Former AIG chief Maurice “Hank” Greenberg will have to defend himself against claims of accounting fraud in a non-jury trial conducted by a judge he tried to remove for alleged bias.
Justice Charles Ramos of New York state court on Tuesday ruled against Greenberg’s demand for a jury to hear the civil case brought by the New York attorney general.
Earlier this month, a New York appeals court rejected Greenberg’s attempt to remove Ramos from the long-running case. Greenberg claimed Ramos was biased against him and could not preside over a fair trial.
Ramos ruled from the bench in the latest legal wrangling in the 2005 case that accuses Greenberg and the insurer’s former chief financial officer, Howard Smith, of orchestrating sham transactions at the insurer to hide its financial condition.
A spokeswoman for Greenberg’s lawyer, David Boies, declined to comment on losing the bid for a jury.
Attorney Vincent Sama, who represents Smith, who also sought a jury trial, said he may appeal the ruling.
Ramos also heard arguments by the executives’ lawyers on their motions to dismiss the case.
Boies said the lawsuit could not be pursued because Schneiderman no longer had “a viable remedy.”
New York Attorney General Eric Schneiderman, who inherited the case, was forced to drop his claims for as much as $6 billion in damages last year after a class action settlement between AIG shareholders and the executives and others over the allegedly improper accounting.
The attorney general is now seeking “ill-gotten gains” from Greenberg’s compensation, according to attorney David Ellenhorn, who represents Schneiderman.
He also wants to bar the executives from serving as officers or directors of public companies and from participating in the securities business.
Boies argued that Greenberg, 88, has no intention of engaging in the securities business or in acting as a director or officer of a public company.

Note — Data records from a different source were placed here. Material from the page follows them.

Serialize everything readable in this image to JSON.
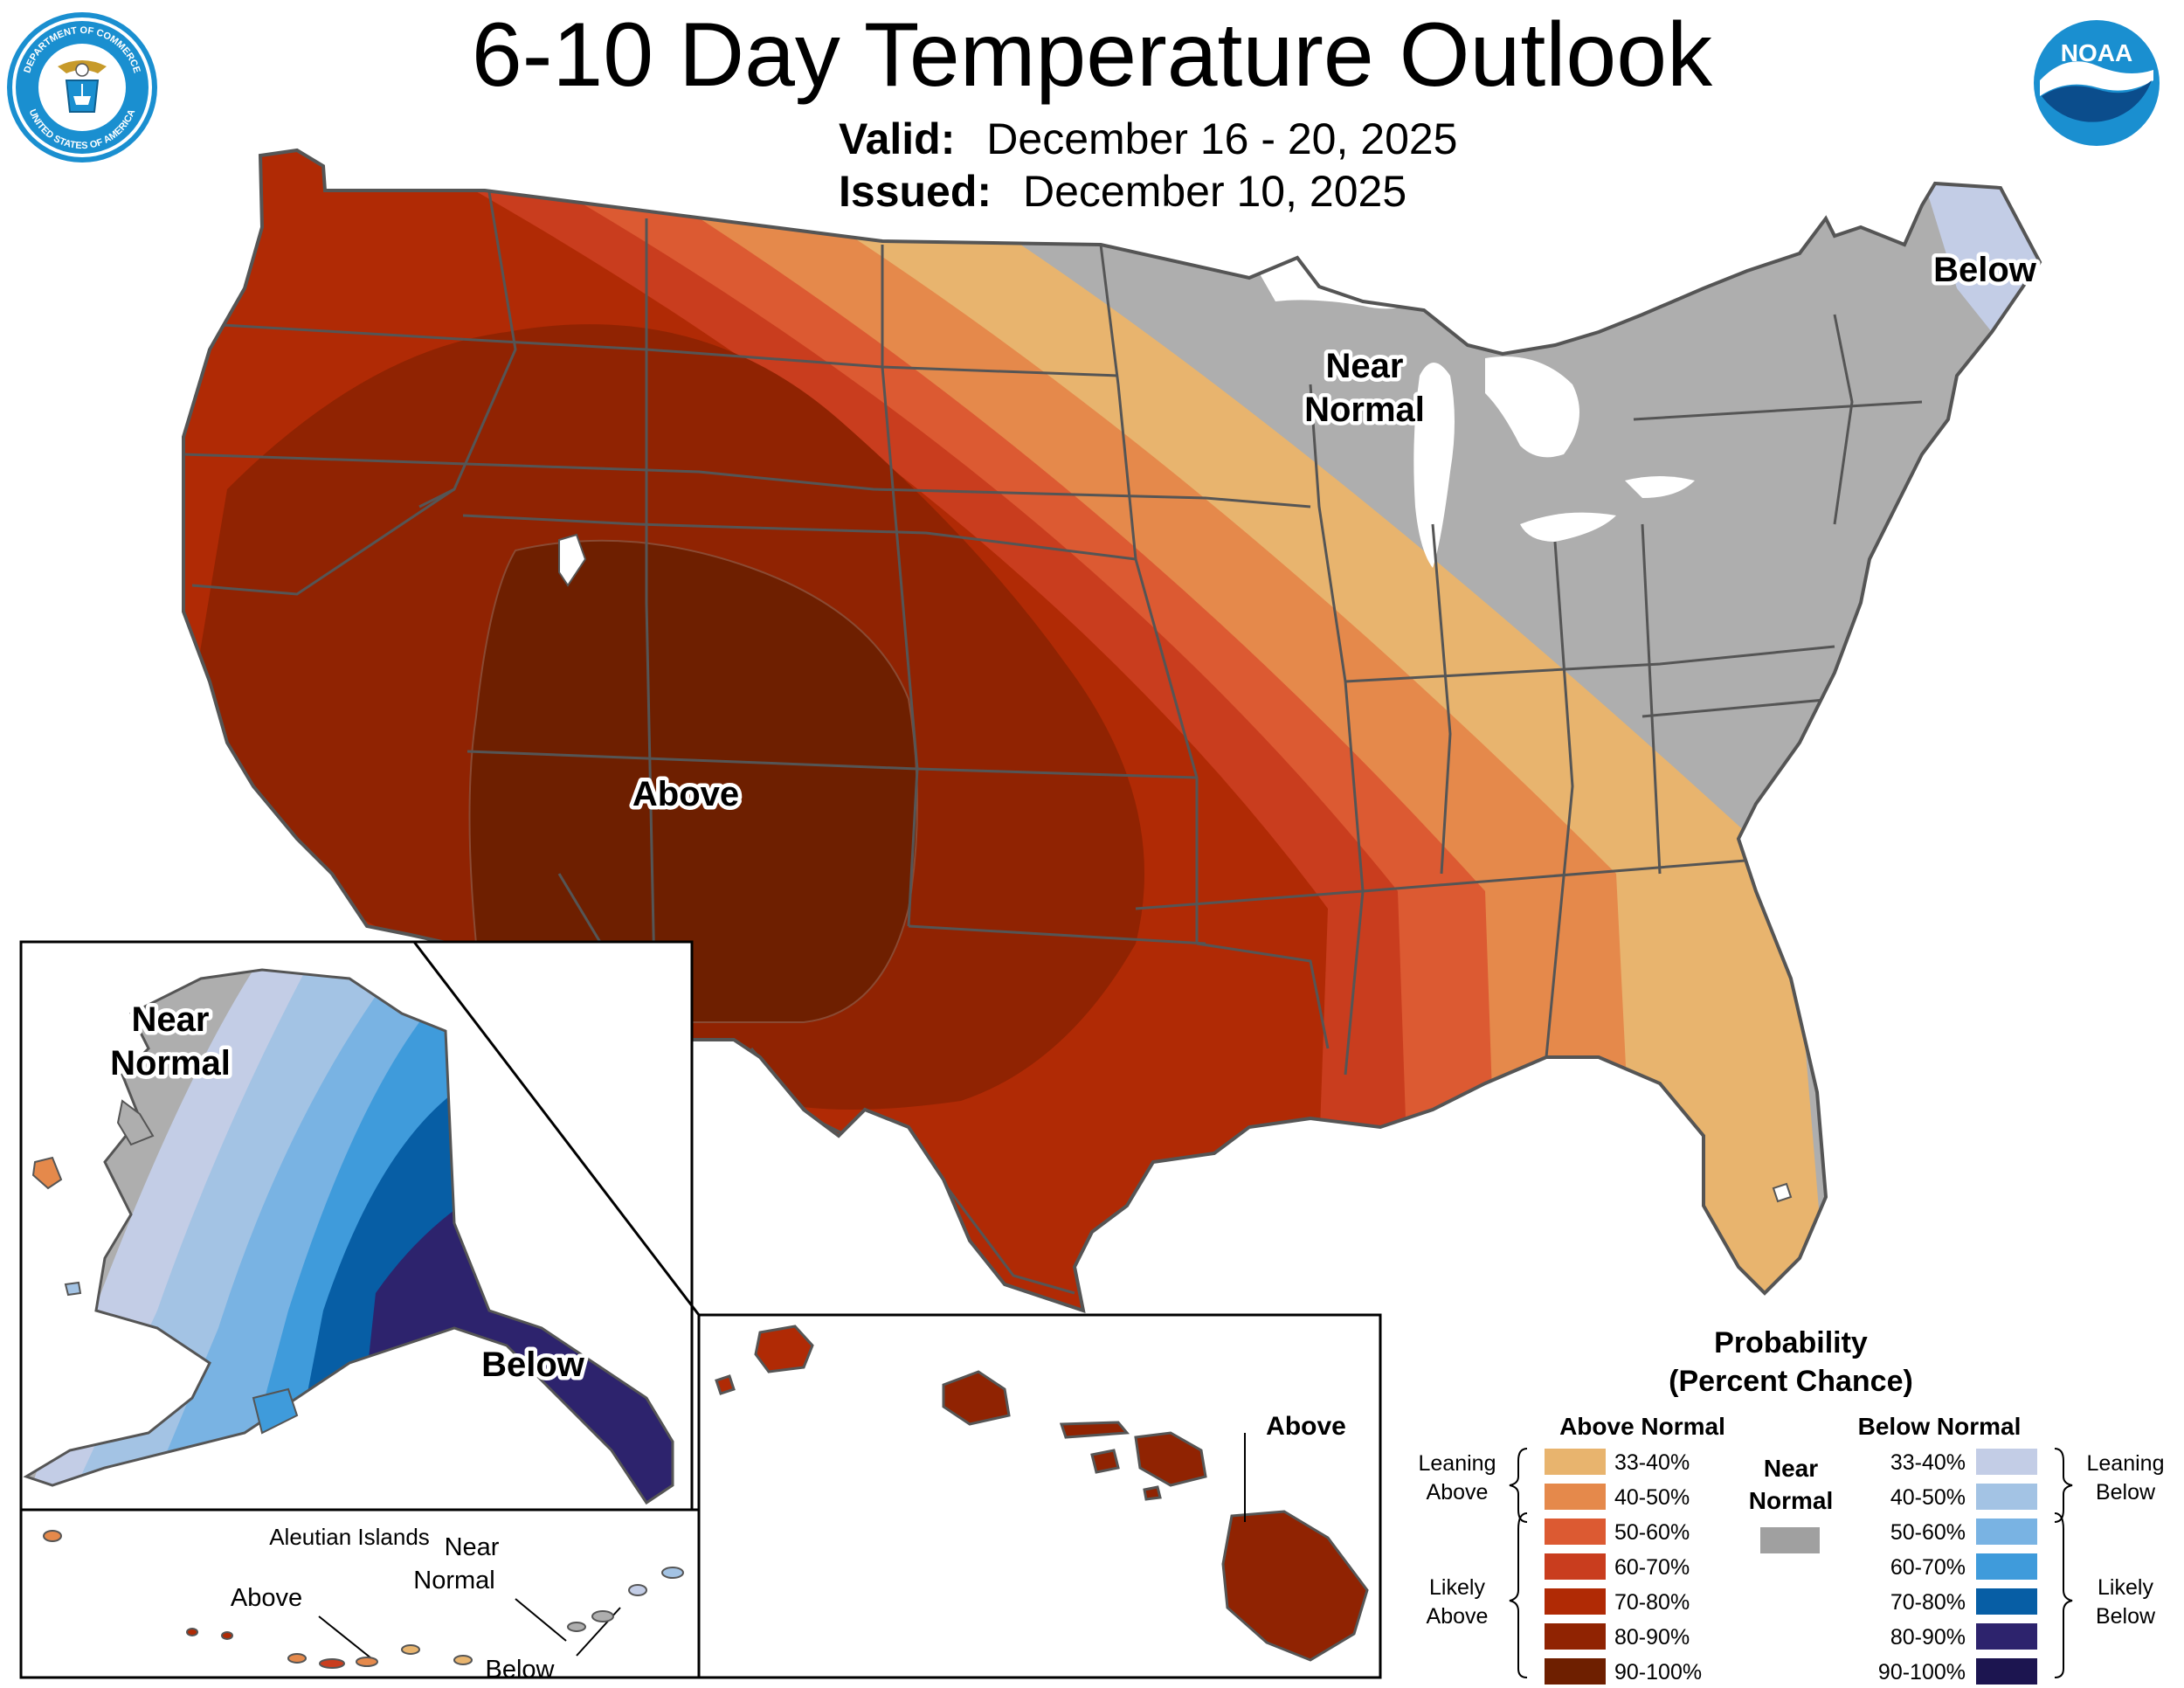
{
  "header": {
    "title": "6-10 Day Temperature Outlook",
    "valid_label": "Valid:",
    "valid_value": "December 16 - 20, 2025",
    "issued_label": "Issued:",
    "issued_value": "December 10, 2025"
  },
  "logos": {
    "doc": {
      "name": "department-of-commerce-seal",
      "text_top": "DEPARTMENT OF COMMERCE",
      "text_bottom": "UNITED STATES OF AMERICA"
    },
    "noaa": {
      "name": "noaa-logo",
      "text": "NOAA"
    }
  },
  "map_labels": {
    "conus_above": "Above",
    "conus_near": [
      "Near",
      "Normal"
    ],
    "conus_below": "Below",
    "alaska_near": [
      "Near",
      "Normal"
    ],
    "alaska_below": "Below",
    "aleutian_title": "Aleutian Islands",
    "aleutian_above": "Above",
    "aleutian_near": [
      "Near",
      "Normal"
    ],
    "aleutian_below": "Below",
    "hawaii_above": "Above"
  },
  "legend": {
    "title_line1": "Probability",
    "title_line2": "(Percent Chance)",
    "above_header": "Above Normal",
    "below_header": "Below Normal",
    "near_label": [
      "Near",
      "Normal"
    ],
    "leaning_above": [
      "Leaning",
      "Above"
    ],
    "likely_above": [
      "Likely",
      "Above"
    ],
    "leaning_below": [
      "Leaning",
      "Below"
    ],
    "likely_below": [
      "Likely",
      "Below"
    ],
    "above_bins": [
      {
        "range": "33-40%",
        "color": "#e8b46e"
      },
      {
        "range": "40-50%",
        "color": "#e5894b"
      },
      {
        "range": "50-60%",
        "color": "#dc5a32"
      },
      {
        "range": "60-70%",
        "color": "#c93d1e"
      },
      {
        "range": "70-80%",
        "color": "#b02a05"
      },
      {
        "range": "80-90%",
        "color": "#902302"
      },
      {
        "range": "90-100%",
        "color": "#6e1f00"
      }
    ],
    "below_bins": [
      {
        "range": "33-40%",
        "color": "#c3cde6"
      },
      {
        "range": "40-50%",
        "color": "#a3c3e4"
      },
      {
        "range": "50-60%",
        "color": "#79b3e3"
      },
      {
        "range": "60-70%",
        "color": "#3f9bdb"
      },
      {
        "range": "70-80%",
        "color": "#075ea5"
      },
      {
        "range": "80-90%",
        "color": "#2d236d"
      },
      {
        "range": "90-100%",
        "color": "#1c1550"
      }
    ],
    "near_color": "#a0a0a0"
  },
  "colors": {
    "near_normal_gray": "#aeaeae",
    "lake_white": "#ffffff",
    "state_border": "#555555"
  }
}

Greenberg is the chairman and chief executive of the privately held C.V. Starr & Co, which owns Starr Principal Holdings, a registered security adviser. “He is controlling a company that is in the securities business,” Ellenhorn said.
Boies said Greenberg didn’t participate in the management of Starr Principal Holdings or its investment activity.
“That’s nice, but it’s not the whole picture,” Ramos said. “It sounds as if he’s a control person…it opens the door to that influence.”
Still, Ramos did not rule on whether the lawsuit, which was originally brought by former New York attorney general Eliot Spitzer, should proceed to trial.
Greenberg led AIG for nearly four decades before he was ousted in 2005. The next year, AIG paid $1.64 billion to settle federal and state probes into its business practices.
The case is People v Greenberg, et al, New York State Supreme Court, New York County, No. 401720/2005.